You won’t ever be normal, but you’ll be okay.
“You can trust them, Mackenzie.” That statement came from behind me. The psychologist.
I’d almost forgotten she was there, that there was anyone in this room besides Mackenzie
and the three of us. “We’ve talked about trust, haven’t we?”
That was the exact wrong thing to say. I caught Mackenzie’s gaze with my own, willing her
to look at me—and at Lia and at Celine.
We’re not humoring you. We’re like you.
Before I could say that, Quentin Nichols stepped forward. “You tell us when you’re ready
for us to remove the barricade,” the crisis negotiator said. “You’re the one in control here,
Mackenzie.
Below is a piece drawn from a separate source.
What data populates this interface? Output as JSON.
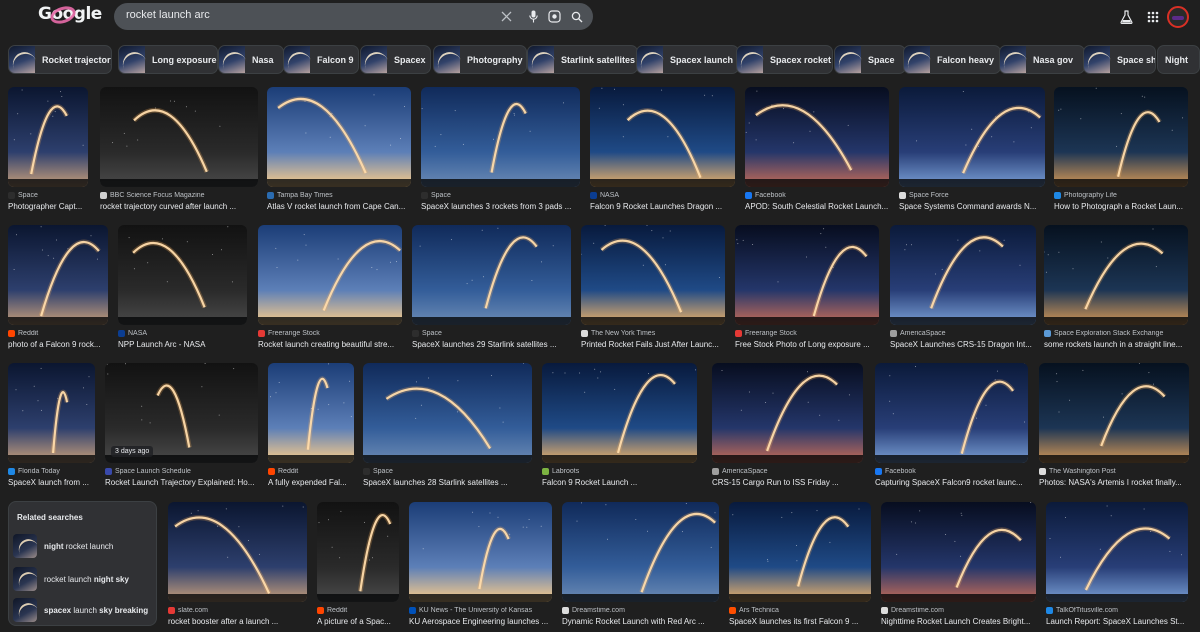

It’s your decision.”
Emphasizing her control of the situation was a good move. It was the right move, one I
might have made if he’d given me the chance. But he hadn’t, and my gut said that the words
would sound different to Mackenzie coming from him.
He’s male.
“Stay back.” Mackenzie jerked her head off the board, so suddenly that I was afraid it might
send her flying backward. It didn’t. “You don’t get to give me control. You don’t get to stand
there and say…”
“Breathe, Mackenzie,” the psychologist murmured behind me.
I snapped so Mackenzie didn’t have to. “She’s already breathing. She’s fine.”
But I knew: You’re not fine, Mackenzie. You haven’t been fine in a very long time. Something
had triggered her, taken her back to a place she didn’t want to go. She was fighting that—
would fight it—tooth and nail.
As long as Mackenzie stayed where she was, she was in control. On the ledge, it was her
body, her choice, her life.
Her eyes stared past me, past Lia, past Celine, past her own mother.
Straight to the psychologist—and then to Quentin Nichols.
You’re small. And he’s not. He has power. And you don’t. Mackenzie took a step backward. It
was a small one, but…
“Mackenzie,” Celine said calmly, “I need you to stand very still.”
I slid sideways, blocking Mackenzie’s view of the men in the room as best I could. The
fireman, at least, had the presence of mind to keep his mouth shut. I didn’t trust Quentin
Nichols to do the same.
Mackenzie probably wasn’t his first jumper. This wasn’t his first rodeo. But whether he saw
it or not—she was different.
A clap of thunder boomed in the distance. Mackenzie raised her head to the sky. Her body
didn’t shake. She didn’t waver.
“You need me to stand still,” she repeated back to Celine. “And I need you to find the person
who murdered Kelley.”
This is control. This is setting your own terms.
“How are we supposed to find the killer if we have to stay here and babysit you?” Lia didn’t
pull her punches. She wasn’t a profiler, but she did have a history of trauma and a deep-
seated loathing for being treated like she was traumatized.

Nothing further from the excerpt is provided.